Vampire Knight volume 14 (Panini manga)

Il semblerait qu’on approche d’un final. N’empêche, qu’est-ce que ça traîne ! À part dans les dernières pages, où il se produit un événement crucial (mais à la mise en scène bien molle), l’histoire ne fait que piétiner. Le fait est que Matsuri Hino utilise souvent 2 à 4 cases là où elle pourrait n’en utiliser qu’une, l’action est excessivement décomposée, et la lecture est lente et pénible. Reste un beau dessin, mais ça ne suffit pas à faire un manga passionnant… Je mets une note pas trop mauvaise à cause du rebondissement final.
6/10

Je trouve les lecteurs de ce manga un tant soit peu exigeant!

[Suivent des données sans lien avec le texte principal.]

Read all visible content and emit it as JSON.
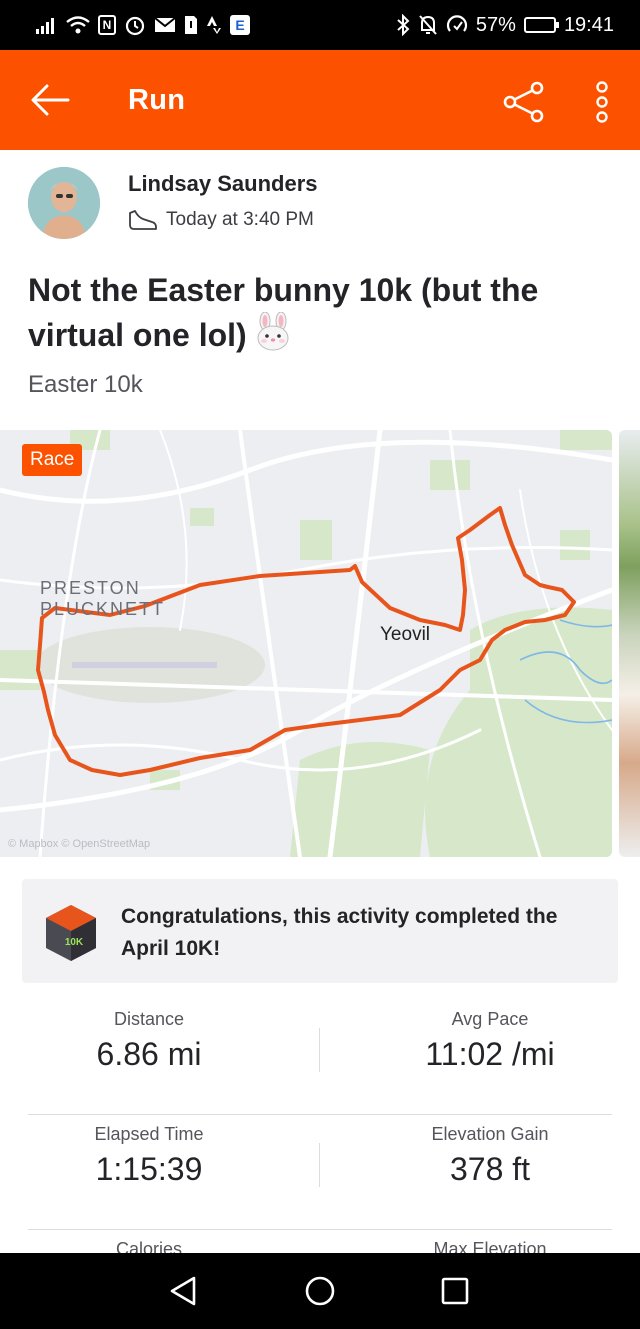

Beaucoup se plaignent d’une histoire devenu “lente” ou il ne se passe pas grand chose. Personnellement ce “calme” depuis le volume 11 ne me dérange pas, je dirai même qu’il est normal dans la suite des choses. Le fait de laisser passé 1 année, les choses changent ou on changer. Laissez l’auteur bouger les choses tranquillement que ça aille de plus en plus vite. De plus, faire les choses vite n’a jamais été son genre ni sa façon de poser les choses, c’est son style point, on adhère ou on adhère pas! Et puis encore une chose, j’ai souvent l’impression que les gens oublie un détails ridicule mais important: c’est un shojo! Même si parfois on s’y méprend ça en reste un tout de même!

je trouve ce tome superbe;
un vrai régal

L’histoire devient au fil des tomes de plus en plus sombre mais de plus en plus surprenante et intrigante. Le titre du dernier chapitre résume bien ce que je pense : “Pourquoi”.
Je me suis remise à penser au tome 1 en me disant “Pauvre petite Yuki… Elle en a fait du chemin. Mais quelle chemin !”.
J’attends la suite avec impatience !

J’avais été un peu déçue des derniers tomes mais j’ai l’impression que l’intrigue revient dans celui-ci. On voit arriver le tournant dans la vie des personnages principaux qui vont être bientôt confrontés à des choix pour orienter leur futur selon leurs convictions.
C’est vrai que l’histoire avance lentement, mais ça ne pose pas de problème puisque qu’on voit où l’auteur veut en venir. Au contraire, arrivée à la fin j’en redemande encore…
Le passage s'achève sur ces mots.